25 Signs That You Have Grown Up

Your house plants are alive, and you can't smoke any of them.
Having sex in a twin bed is out of the question.
You keep more food than beer in the fridge.
6:00 AM is when you get up, not when you go to bed.
You hear your favorite song in an elevator.
You watch the Weather Channel.
Your friends marry and divorce instead of "hook up" and "break up."
You go from 130 days of vacation time to 14.
Jeans and a sweater no longer qualify as "dressed up."
You're the one calling the police because those %&@# kids next door
won't turn down the stereo.
Older relatives feel comfortable telling sex jokes around you.
You don't know what time Taco Bell closes anymore.
Your car insurance goes down and your car payments go up.
You feed your dog Science Diet instead of McDonald's leftovers.
Sleeping on the couch makes your back hurt.
You take naps from noon to 6 PM
Dinner and a movie is the whole date instead of the beginning of one.

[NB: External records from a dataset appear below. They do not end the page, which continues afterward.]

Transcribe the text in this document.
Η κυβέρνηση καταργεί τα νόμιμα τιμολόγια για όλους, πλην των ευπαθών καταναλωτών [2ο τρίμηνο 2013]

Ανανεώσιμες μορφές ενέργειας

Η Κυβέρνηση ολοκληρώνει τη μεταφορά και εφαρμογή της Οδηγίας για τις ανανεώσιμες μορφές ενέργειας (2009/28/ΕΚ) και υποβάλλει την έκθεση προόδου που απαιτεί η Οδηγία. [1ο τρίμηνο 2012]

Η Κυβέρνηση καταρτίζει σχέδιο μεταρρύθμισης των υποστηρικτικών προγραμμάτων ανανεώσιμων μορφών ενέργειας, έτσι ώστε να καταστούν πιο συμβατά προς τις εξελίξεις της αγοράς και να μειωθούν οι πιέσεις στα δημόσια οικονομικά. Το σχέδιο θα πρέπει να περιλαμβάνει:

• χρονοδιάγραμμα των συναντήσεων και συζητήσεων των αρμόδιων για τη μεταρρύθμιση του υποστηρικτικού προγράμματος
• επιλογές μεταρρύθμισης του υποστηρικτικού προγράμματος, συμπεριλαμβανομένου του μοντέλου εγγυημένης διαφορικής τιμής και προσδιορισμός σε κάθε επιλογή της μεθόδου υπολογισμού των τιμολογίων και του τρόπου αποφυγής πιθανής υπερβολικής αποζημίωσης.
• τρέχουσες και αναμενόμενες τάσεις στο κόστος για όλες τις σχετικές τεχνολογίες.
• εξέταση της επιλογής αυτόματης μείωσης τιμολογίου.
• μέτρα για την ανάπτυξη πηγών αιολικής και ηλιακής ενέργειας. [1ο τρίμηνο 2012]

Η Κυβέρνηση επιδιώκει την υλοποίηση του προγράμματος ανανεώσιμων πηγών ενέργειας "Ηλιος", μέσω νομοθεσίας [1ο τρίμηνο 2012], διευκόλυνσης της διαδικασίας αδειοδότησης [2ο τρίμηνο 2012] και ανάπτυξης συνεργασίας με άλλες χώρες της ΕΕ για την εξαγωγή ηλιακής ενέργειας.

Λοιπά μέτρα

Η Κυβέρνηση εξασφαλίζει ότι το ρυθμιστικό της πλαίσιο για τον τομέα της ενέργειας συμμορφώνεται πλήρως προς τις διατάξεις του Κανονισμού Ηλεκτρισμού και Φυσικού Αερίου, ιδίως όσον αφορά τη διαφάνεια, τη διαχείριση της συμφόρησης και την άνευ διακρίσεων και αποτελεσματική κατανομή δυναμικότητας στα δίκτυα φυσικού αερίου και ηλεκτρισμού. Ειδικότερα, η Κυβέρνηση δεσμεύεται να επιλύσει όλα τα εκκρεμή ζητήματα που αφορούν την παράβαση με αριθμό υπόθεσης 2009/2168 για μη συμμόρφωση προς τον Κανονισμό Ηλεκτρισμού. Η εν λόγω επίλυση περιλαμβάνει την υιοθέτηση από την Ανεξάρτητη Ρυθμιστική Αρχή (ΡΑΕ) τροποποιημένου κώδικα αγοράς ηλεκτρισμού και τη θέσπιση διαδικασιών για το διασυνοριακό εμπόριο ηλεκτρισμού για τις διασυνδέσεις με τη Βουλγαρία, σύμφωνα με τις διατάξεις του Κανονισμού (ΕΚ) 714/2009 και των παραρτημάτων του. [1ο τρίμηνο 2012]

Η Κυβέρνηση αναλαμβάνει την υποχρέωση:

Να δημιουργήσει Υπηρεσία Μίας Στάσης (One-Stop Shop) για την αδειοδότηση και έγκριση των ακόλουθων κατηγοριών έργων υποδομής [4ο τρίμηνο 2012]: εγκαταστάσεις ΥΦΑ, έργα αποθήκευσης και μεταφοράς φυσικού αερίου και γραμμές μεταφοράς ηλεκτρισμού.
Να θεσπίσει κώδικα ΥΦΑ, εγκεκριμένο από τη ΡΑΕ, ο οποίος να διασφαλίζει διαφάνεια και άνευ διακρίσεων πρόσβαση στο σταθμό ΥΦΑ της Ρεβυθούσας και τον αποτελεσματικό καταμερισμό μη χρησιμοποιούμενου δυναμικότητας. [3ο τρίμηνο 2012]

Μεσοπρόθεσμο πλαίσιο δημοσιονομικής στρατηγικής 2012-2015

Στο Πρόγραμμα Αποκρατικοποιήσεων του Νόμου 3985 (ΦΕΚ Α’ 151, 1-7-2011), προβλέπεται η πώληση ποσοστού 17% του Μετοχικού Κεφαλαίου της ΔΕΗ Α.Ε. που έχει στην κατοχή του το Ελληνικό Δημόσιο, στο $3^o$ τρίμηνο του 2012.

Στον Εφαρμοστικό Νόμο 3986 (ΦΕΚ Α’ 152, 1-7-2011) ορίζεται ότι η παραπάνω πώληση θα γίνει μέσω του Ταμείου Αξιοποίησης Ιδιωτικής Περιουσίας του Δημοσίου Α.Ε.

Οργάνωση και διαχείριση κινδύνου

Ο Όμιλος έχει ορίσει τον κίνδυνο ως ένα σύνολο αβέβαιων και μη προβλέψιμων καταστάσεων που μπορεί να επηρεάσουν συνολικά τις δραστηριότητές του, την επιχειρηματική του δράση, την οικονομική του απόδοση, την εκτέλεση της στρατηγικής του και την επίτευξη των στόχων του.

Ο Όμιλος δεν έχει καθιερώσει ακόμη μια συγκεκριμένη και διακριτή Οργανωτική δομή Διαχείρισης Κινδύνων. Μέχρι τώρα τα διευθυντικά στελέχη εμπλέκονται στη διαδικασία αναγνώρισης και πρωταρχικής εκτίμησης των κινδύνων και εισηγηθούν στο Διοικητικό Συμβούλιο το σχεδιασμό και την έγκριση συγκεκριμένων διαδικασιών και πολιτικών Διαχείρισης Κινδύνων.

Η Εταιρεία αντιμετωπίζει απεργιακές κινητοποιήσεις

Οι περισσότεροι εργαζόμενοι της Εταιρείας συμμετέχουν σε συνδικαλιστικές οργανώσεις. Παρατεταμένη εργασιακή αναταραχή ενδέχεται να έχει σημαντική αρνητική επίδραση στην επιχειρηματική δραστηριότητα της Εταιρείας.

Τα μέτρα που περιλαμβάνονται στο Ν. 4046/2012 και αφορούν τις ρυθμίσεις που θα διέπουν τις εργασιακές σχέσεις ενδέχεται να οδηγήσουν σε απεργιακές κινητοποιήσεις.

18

Eating a basket of chicken wings at 3 AM would severely upset,
rather than settle, your stomach.
If you're a gal, you go to the drug store for ibuprofen and antacid,
not condoms and pregnancy tests.
A $4.00 bottle of wine is no longer "pretty good stuff."
You actually eat breakfast food at breakfast time.
"I just can't drink the way I used to"
replaces "I'm never going to drink that much again."
90% of the time you spend in front of a computer is for real work.
You drink at home to save money before going to a bar.
You read this entire list looking desperately for one sign that doesn't apply
to
you and can't find one to save your sorry old ass.
Snappy Comebacks
Snappy Comeback #1
A flight attendant was stationed at the departure gate to check tickets. As a man approached, she extended her hand for
the ticket, and he opened his trench coat and flashed her. Without missing a beat she said, "Sir, I need to see your ticket,
not your stub."

Snappy Comeback #2
A lady was picking through the frozen turkeys at the grocery store, but couldn't find one big enough for her family. She
asked a stock boy, "Do these turkeys get any bigger?" The stock boy replied, "No ma'am, they're dead."

Snappy Comeback #3
The cop got out of his car and the kid who was stopped for speeding rolled down his window. "I've been waiting for you
all day," the cop said. The kid replied, "Yeah, well I got here as fast as I could." When the cop finally stopped laughing,
he sent the kid on his way without a ticket.

Snappy Comeback #4
A truck driver was driving along on the freeway. A sign comes up that reads "Low Bridge Ahead." Before he knows it the
bridge is right ahead of him and he gets stuck under the bridge. Cars are backed up for miles. Finally, a police car comes
up. The cop gets out of his car and walks around to the truck driver, puts his hands on his hips and says, "Got stuck, huh?"
The truck driver says, "No, I was delivering this bridge and ran out of gas."

What Is Politics?

A little boy goes to his dad and asks, "What's politics?"
Dad
says, " Well son, let me try to explain it this way:
I'm the breadwinner of the family, so let's call me Capitalism. Your Mom, she's the administrator
of the money, so we'll call her the Government. We're here to take care of your needs so we'll call you the People. The nanny, we'll consider her he Working
Class. Now your baby brother, we'll call him the Future. Now, think about that and see if that makes sense."
So
the little boy goes off to bed thinking about what Dad has said. Later that night, he hears his baby brother crying, so he
gets up to check on him, and he finds that the baby has severely soiled his diaper. So the little boy goes to is parents'
room and finds his mother fast asleep. Not wanting to wake her, he goes to the nanny's room. Finding the door locked, he peeks
in the keyhole and sees his father in bed with the nanny. He gives up and goes back to bed.
The next morning, the little
boy says to to his father, " I think I understand Politics now."
The father replies, "Good son, tell me in your own
words what you think it is."
The boy promptly answers, "Well, while Capitalism is screwing the Working Class, the Government
is asleep, the People are being ignored, and the Future is in deep trouble."